En aquel tiempo, Jesús se hizo acompañar de Pedro, Santiago y Juan, y subió a un monte para hacer oración. Mientras oraba, su rostro cambió de aspecto y sus vestiduras se hicieron blancas y relampagueantes. De pronto aparecieron conversando con él dos personajes, rodeados de esplendor: eran Moisés y Elías. Y hablaban de la muerte que le esperaba en Jerusalén. Pedro y sus compañeros estaban rendidos de sueño; pero, despertándose, vieron la gloria de Jesús y de los que estaban con él. Cuando éstos se retiraban, Pedro le dijo a Jesús: “Maestro, sería bueno que nos quedáramos aquí y que hiciéramos tres chozas: una para ti, una para Moisés y otra para Elías”, sin saber lo que decía. No había termina- do de hablar, cuando se formó una nube que los cubrió; y ellos, al verse envueltos por la nube, se llenaron de miedo. De la nube salió una voz que decía: “Éste es mi Hijo, mi escogido; escúchenlo”. Cuando cesó la voz, se quedó Jesús solo. Los discípulos guardaron silencio y por entonces no dijeron a nadie nada de lo que habían visto.

Sabemos que en la Biblia la montaña o el monte representa el lugar de encuentro con el Señor. Ahí, en esa intimidad con Dios, Jesús se transfigura en su presencia y en ese momento se escuchó la voz del Padre: “Este es mi Hijo muy amado, en quien tengo puestas mis complacencias; escúchenlo”. 

Estamos llamados a «escuchar» a Jesús. Solo oyéndolo y teniendo un encuentro con Él, podremos tener plenitud en nuestras vidas.
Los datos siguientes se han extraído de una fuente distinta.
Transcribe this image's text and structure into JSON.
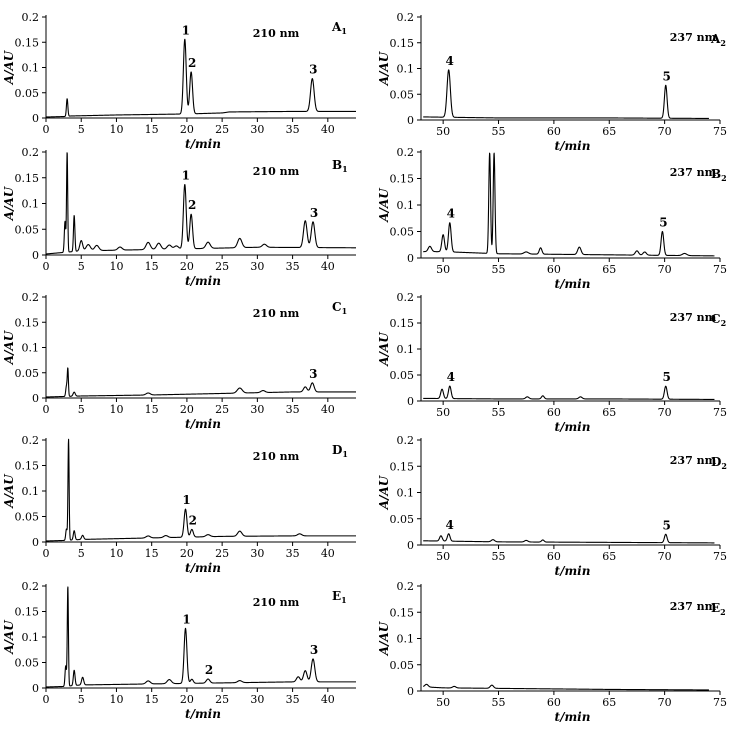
{
  "chart_data": [
    {
      "type": "line",
      "label": "A",
      "label_sub": "1",
      "wavelength": "210 nm",
      "xlim": [
        0,
        44
      ],
      "ylim": [
        0,
        0.2
      ],
      "xticks": [
        0,
        5,
        10,
        15,
        20,
        25,
        30,
        35,
        40
      ],
      "yticks": [
        0,
        0.05,
        0.1,
        0.15,
        0.2
      ],
      "xlabel": "t/min",
      "ylabel": "A/AU",
      "baseline": [
        [
          0,
          0.002
        ],
        [
          2.8,
          0.003
        ],
        [
          3.5,
          0.004
        ],
        [
          10,
          0.006
        ],
        [
          20,
          0.008
        ],
        [
          25,
          0.01
        ],
        [
          26,
          0.012
        ],
        [
          35,
          0.013
        ],
        [
          44,
          0.013
        ]
      ],
      "peaks": [
        {
          "x": 3.0,
          "y": 0.035,
          "w": 0.1
        },
        {
          "x": 19.7,
          "y": 0.148,
          "w": 0.2,
          "label": "1"
        },
        {
          "x": 20.6,
          "y": 0.083,
          "w": 0.2,
          "label": "2"
        },
        {
          "x": 37.8,
          "y": 0.065,
          "w": 0.25,
          "label": "3"
        }
      ]
    },
    {
      "type": "line",
      "label": "A",
      "label_sub": "2",
      "wavelength": "237 nm",
      "xlim": [
        48,
        75
      ],
      "ylim": [
        0,
        0.2
      ],
      "xticks": [
        50,
        55,
        60,
        65,
        70,
        75
      ],
      "yticks": [
        0,
        0.05,
        0.1,
        0.15,
        0.2
      ],
      "xlabel": "t/min",
      "ylabel": "A/AU",
      "baseline": [
        [
          48.2,
          0.006
        ],
        [
          55,
          0.004
        ],
        [
          65,
          0.004
        ],
        [
          74,
          0.003
        ]
      ],
      "peaks": [
        {
          "x": 50.5,
          "y": 0.092,
          "w": 0.15,
          "label": "4"
        },
        {
          "x": 70.1,
          "y": 0.064,
          "w": 0.12,
          "label": "5"
        }
      ]
    },
    {
      "type": "line",
      "label": "B",
      "label_sub": "1",
      "wavelength": "210 nm",
      "xlim": [
        0,
        44
      ],
      "ylim": [
        0,
        0.2
      ],
      "xticks": [
        0,
        5,
        10,
        15,
        20,
        25,
        30,
        35,
        40
      ],
      "yticks": [
        0,
        0.05,
        0.1,
        0.15,
        0.2
      ],
      "xlabel": "t/min",
      "ylabel": "A/AU",
      "baseline": [
        [
          0,
          0.002
        ],
        [
          2.5,
          0.005
        ],
        [
          5,
          0.008
        ],
        [
          20,
          0.012
        ],
        [
          30,
          0.015
        ],
        [
          44,
          0.014
        ]
      ],
      "peaks": [
        {
          "x": 2.7,
          "y": 0.06,
          "w": 0.1
        },
        {
          "x": 3.0,
          "y": 0.195,
          "w": 0.08
        },
        {
          "x": 4.0,
          "y": 0.07,
          "w": 0.1
        },
        {
          "x": 5.0,
          "y": 0.02,
          "w": 0.2
        },
        {
          "x": 6.0,
          "y": 0.012,
          "w": 0.3
        },
        {
          "x": 7.2,
          "y": 0.01,
          "w": 0.3
        },
        {
          "x": 10.5,
          "y": 0.006,
          "w": 0.3
        },
        {
          "x": 14.5,
          "y": 0.014,
          "w": 0.3
        },
        {
          "x": 16.0,
          "y": 0.012,
          "w": 0.3
        },
        {
          "x": 17.5,
          "y": 0.008,
          "w": 0.3
        },
        {
          "x": 18.5,
          "y": 0.006,
          "w": 0.3
        },
        {
          "x": 19.7,
          "y": 0.125,
          "w": 0.2,
          "label": "1"
        },
        {
          "x": 20.6,
          "y": 0.067,
          "w": 0.2,
          "label": "2"
        },
        {
          "x": 23.0,
          "y": 0.012,
          "w": 0.3
        },
        {
          "x": 27.5,
          "y": 0.018,
          "w": 0.3
        },
        {
          "x": 31.0,
          "y": 0.006,
          "w": 0.3
        },
        {
          "x": 36.8,
          "y": 0.052,
          "w": 0.25
        },
        {
          "x": 37.9,
          "y": 0.05,
          "w": 0.25,
          "label": "3"
        }
      ]
    },
    {
      "type": "line",
      "label": "B",
      "label_sub": "2",
      "wavelength": "237 nm",
      "xlim": [
        48,
        75
      ],
      "ylim": [
        0,
        0.2
      ],
      "xticks": [
        50,
        55,
        60,
        65,
        70,
        75
      ],
      "yticks": [
        0,
        0.05,
        0.1,
        0.15,
        0.2
      ],
      "xlabel": "t/min",
      "ylabel": "A/AU",
      "baseline": [
        [
          48.2,
          0.012
        ],
        [
          50,
          0.012
        ],
        [
          55,
          0.008
        ],
        [
          65,
          0.006
        ],
        [
          74.5,
          0.004
        ]
      ],
      "peaks": [
        {
          "x": 48.8,
          "y": 0.01,
          "w": 0.15
        },
        {
          "x": 50.0,
          "y": 0.032,
          "w": 0.12
        },
        {
          "x": 50.6,
          "y": 0.055,
          "w": 0.12,
          "label": "4"
        },
        {
          "x": 54.2,
          "y": 0.19,
          "w": 0.08
        },
        {
          "x": 54.6,
          "y": 0.19,
          "w": 0.08
        },
        {
          "x": 57.5,
          "y": 0.004,
          "w": 0.2
        },
        {
          "x": 58.8,
          "y": 0.012,
          "w": 0.12
        },
        {
          "x": 62.3,
          "y": 0.014,
          "w": 0.15
        },
        {
          "x": 67.5,
          "y": 0.008,
          "w": 0.15
        },
        {
          "x": 68.2,
          "y": 0.006,
          "w": 0.15
        },
        {
          "x": 69.8,
          "y": 0.045,
          "w": 0.12,
          "label": "5"
        },
        {
          "x": 71.8,
          "y": 0.004,
          "w": 0.2
        }
      ]
    },
    {
      "type": "line",
      "label": "C",
      "label_sub": "1",
      "wavelength": "210 nm",
      "xlim": [
        0,
        44
      ],
      "ylim": [
        0,
        0.2
      ],
      "xticks": [
        0,
        5,
        10,
        15,
        20,
        25,
        30,
        35,
        40
      ],
      "yticks": [
        0,
        0.05,
        0.1,
        0.15,
        0.2
      ],
      "xlabel": "t/min",
      "ylabel": "A/AU",
      "baseline": [
        [
          0,
          0.002
        ],
        [
          2.5,
          0.003
        ],
        [
          5,
          0.004
        ],
        [
          15,
          0.006
        ],
        [
          25,
          0.009
        ],
        [
          35,
          0.012
        ],
        [
          44,
          0.012
        ]
      ],
      "peaks": [
        {
          "x": 2.9,
          "y": 0.02,
          "w": 0.1
        },
        {
          "x": 3.1,
          "y": 0.054,
          "w": 0.08
        },
        {
          "x": 4.0,
          "y": 0.008,
          "w": 0.15
        },
        {
          "x": 14.5,
          "y": 0.004,
          "w": 0.3
        },
        {
          "x": 27.5,
          "y": 0.01,
          "w": 0.35
        },
        {
          "x": 30.8,
          "y": 0.004,
          "w": 0.3
        },
        {
          "x": 36.8,
          "y": 0.01,
          "w": 0.25
        },
        {
          "x": 37.8,
          "y": 0.018,
          "w": 0.25,
          "label": "3"
        }
      ]
    },
    {
      "type": "line",
      "label": "C",
      "label_sub": "2",
      "wavelength": "237 nm",
      "xlim": [
        48,
        75
      ],
      "ylim": [
        0,
        0.2
      ],
      "xticks": [
        50,
        55,
        60,
        65,
        70,
        75
      ],
      "yticks": [
        0,
        0.05,
        0.1,
        0.15,
        0.2
      ],
      "xlabel": "t/min",
      "ylabel": "A/AU",
      "baseline": [
        [
          48.2,
          0.005
        ],
        [
          55,
          0.004
        ],
        [
          65,
          0.004
        ],
        [
          74.5,
          0.003
        ]
      ],
      "peaks": [
        {
          "x": 49.9,
          "y": 0.018,
          "w": 0.12
        },
        {
          "x": 50.6,
          "y": 0.024,
          "w": 0.12,
          "label": "4"
        },
        {
          "x": 57.6,
          "y": 0.004,
          "w": 0.15
        },
        {
          "x": 59.0,
          "y": 0.006,
          "w": 0.12
        },
        {
          "x": 62.4,
          "y": 0.004,
          "w": 0.15
        },
        {
          "x": 70.1,
          "y": 0.025,
          "w": 0.12,
          "label": "5"
        }
      ]
    },
    {
      "type": "line",
      "label": "D",
      "label_sub": "1",
      "wavelength": "210 nm",
      "xlim": [
        0,
        44
      ],
      "ylim": [
        0,
        0.2
      ],
      "xticks": [
        0,
        5,
        10,
        15,
        20,
        25,
        30,
        35,
        40
      ],
      "yticks": [
        0,
        0.05,
        0.1,
        0.15,
        0.2
      ],
      "xlabel": "t/min",
      "ylabel": "A/AU",
      "baseline": [
        [
          0,
          0.002
        ],
        [
          2.5,
          0.003
        ],
        [
          5,
          0.005
        ],
        [
          15,
          0.008
        ],
        [
          25,
          0.011
        ],
        [
          35,
          0.012
        ],
        [
          44,
          0.012
        ]
      ],
      "peaks": [
        {
          "x": 2.9,
          "y": 0.022,
          "w": 0.1
        },
        {
          "x": 3.2,
          "y": 0.198,
          "w": 0.08
        },
        {
          "x": 4.0,
          "y": 0.018,
          "w": 0.12
        },
        {
          "x": 5.2,
          "y": 0.008,
          "w": 0.15
        },
        {
          "x": 14.5,
          "y": 0.004,
          "w": 0.3
        },
        {
          "x": 17.0,
          "y": 0.004,
          "w": 0.3
        },
        {
          "x": 19.8,
          "y": 0.055,
          "w": 0.2,
          "label": "1"
        },
        {
          "x": 20.7,
          "y": 0.015,
          "w": 0.2,
          "label": "2"
        },
        {
          "x": 23.0,
          "y": 0.004,
          "w": 0.3
        },
        {
          "x": 27.5,
          "y": 0.01,
          "w": 0.3
        },
        {
          "x": 36.0,
          "y": 0.004,
          "w": 0.3
        }
      ]
    },
    {
      "type": "line",
      "label": "D",
      "label_sub": "2",
      "wavelength": "237 nm",
      "xlim": [
        48,
        75
      ],
      "ylim": [
        0,
        0.2
      ],
      "xticks": [
        50,
        55,
        60,
        65,
        70,
        75
      ],
      "yticks": [
        0,
        0.05,
        0.1,
        0.15,
        0.2
      ],
      "xlabel": "t/min",
      "ylabel": "A/AU",
      "baseline": [
        [
          48.2,
          0.008
        ],
        [
          55,
          0.006
        ],
        [
          65,
          0.005
        ],
        [
          74.5,
          0.004
        ]
      ],
      "peaks": [
        {
          "x": 49.8,
          "y": 0.01,
          "w": 0.12
        },
        {
          "x": 50.5,
          "y": 0.014,
          "w": 0.12,
          "label": "4"
        },
        {
          "x": 54.5,
          "y": 0.004,
          "w": 0.15
        },
        {
          "x": 57.5,
          "y": 0.003,
          "w": 0.15
        },
        {
          "x": 59.0,
          "y": 0.004,
          "w": 0.12
        },
        {
          "x": 70.1,
          "y": 0.016,
          "w": 0.12,
          "label": "5"
        }
      ]
    },
    {
      "type": "line",
      "label": "E",
      "label_sub": "1",
      "wavelength": "210 nm",
      "xlim": [
        0,
        44
      ],
      "ylim": [
        0,
        0.2
      ],
      "xticks": [
        0,
        5,
        10,
        15,
        20,
        25,
        30,
        35,
        40
      ],
      "yticks": [
        0,
        0.05,
        0.1,
        0.15,
        0.2
      ],
      "xlabel": "t/min",
      "ylabel": "A/AU",
      "baseline": [
        [
          0,
          0.002
        ],
        [
          2.5,
          0.003
        ],
        [
          5,
          0.006
        ],
        [
          15,
          0.008
        ],
        [
          25,
          0.01
        ],
        [
          35,
          0.012
        ],
        [
          44,
          0.012
        ]
      ],
      "peaks": [
        {
          "x": 2.8,
          "y": 0.04,
          "w": 0.1
        },
        {
          "x": 3.1,
          "y": 0.196,
          "w": 0.08
        },
        {
          "x": 4.0,
          "y": 0.03,
          "w": 0.12
        },
        {
          "x": 5.2,
          "y": 0.015,
          "w": 0.15
        },
        {
          "x": 14.5,
          "y": 0.006,
          "w": 0.3
        },
        {
          "x": 17.5,
          "y": 0.008,
          "w": 0.3
        },
        {
          "x": 19.8,
          "y": 0.108,
          "w": 0.2,
          "label": "1"
        },
        {
          "x": 20.7,
          "y": 0.008,
          "w": 0.2
        },
        {
          "x": 23.0,
          "y": 0.008,
          "w": 0.25,
          "label": "2"
        },
        {
          "x": 27.5,
          "y": 0.004,
          "w": 0.3
        },
        {
          "x": 35.8,
          "y": 0.01,
          "w": 0.25
        },
        {
          "x": 36.8,
          "y": 0.022,
          "w": 0.25
        },
        {
          "x": 37.9,
          "y": 0.045,
          "w": 0.25,
          "label": "3"
        }
      ]
    },
    {
      "type": "line",
      "label": "E",
      "label_sub": "2",
      "wavelength": "237 nm",
      "xlim": [
        48,
        75
      ],
      "ylim": [
        0,
        0.2
      ],
      "xticks": [
        50,
        55,
        60,
        65,
        70,
        75
      ],
      "yticks": [
        0,
        0.05,
        0.1,
        0.15,
        0.2
      ],
      "xlabel": "t/min",
      "ylabel": "A/AU",
      "baseline": [
        [
          48.2,
          0.008
        ],
        [
          50,
          0.006
        ],
        [
          55,
          0.005
        ],
        [
          65,
          0.003
        ],
        [
          74,
          0.002
        ]
      ],
      "peaks": [
        {
          "x": 48.5,
          "y": 0.005,
          "w": 0.15
        },
        {
          "x": 51.0,
          "y": 0.003,
          "w": 0.15
        },
        {
          "x": 54.4,
          "y": 0.006,
          "w": 0.15
        }
      ]
    }
  ]
}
Aquí vemos dos contrastes: la altura y la planicie.

Visión desde la planicie territorial, desde los criterios humanos:

Nos quedaremos con sólo el Jesús galileo, que está supeditado a los poderes, un fracasado porque murió en la cruz. Con esta visión, los discípulos son los primeros confundidos y ven en su muerte un fracaso del aparente mesías.

Visión desde la altura, desde el encuentro con Dios:

Jesús es el Mesías, Jesús que muere es el Cordero inmolado, tiene un amor hasta el extremo. Los discípulos son clarificados. En esta visión cambia el sentido de todo. Hasta que no queremos tener una visión desde la altura, no tomaremos en serio el llamado que Dios no hace.

APLICACIÓN PARA NUESTRA VIDA:

Nuestra vida desde la planicie: 

Buscamos lo fácil, lo pasajero, lo mundano, el éxito humano, la gloria del mundo, el aparecer y ser reconocido. Cuando tenemos dificultades, nos damos por vencidos fácilmente, ya no luchamos; el cansancio nos es insoportable, todo se vuelve una carga, faltarán siempre motivaciones.

Nuestra vida desde la altura: 

Se confía en la providencia, se tiene seguridad de la guía del Espíritu Santo; las dificultades las convertimos en ofrenda de amor; el cansancio y las cargas serán siempre una oportunidad de conversión. En los momentos de dificultad no podemos quedarnos en la planicie, hay que ir a la altura, al encuentro profundo con Dios para escucharlo, y ahí encontrar la verdadera interpretación.

Luego, estamos llamados a compartir lo vivido con todos nuestros hermanos afligidos, enfermos, fatigados, ignorados y pobres. No nos dejemos seducir por la tentación de querer hacer «tres chozas», es decir, quedarnos instalados.  El encuentro con Dios debe impulsarnos a bajar de la montaña y compartir nuestra experiencia de Dios con nuestros hermanos.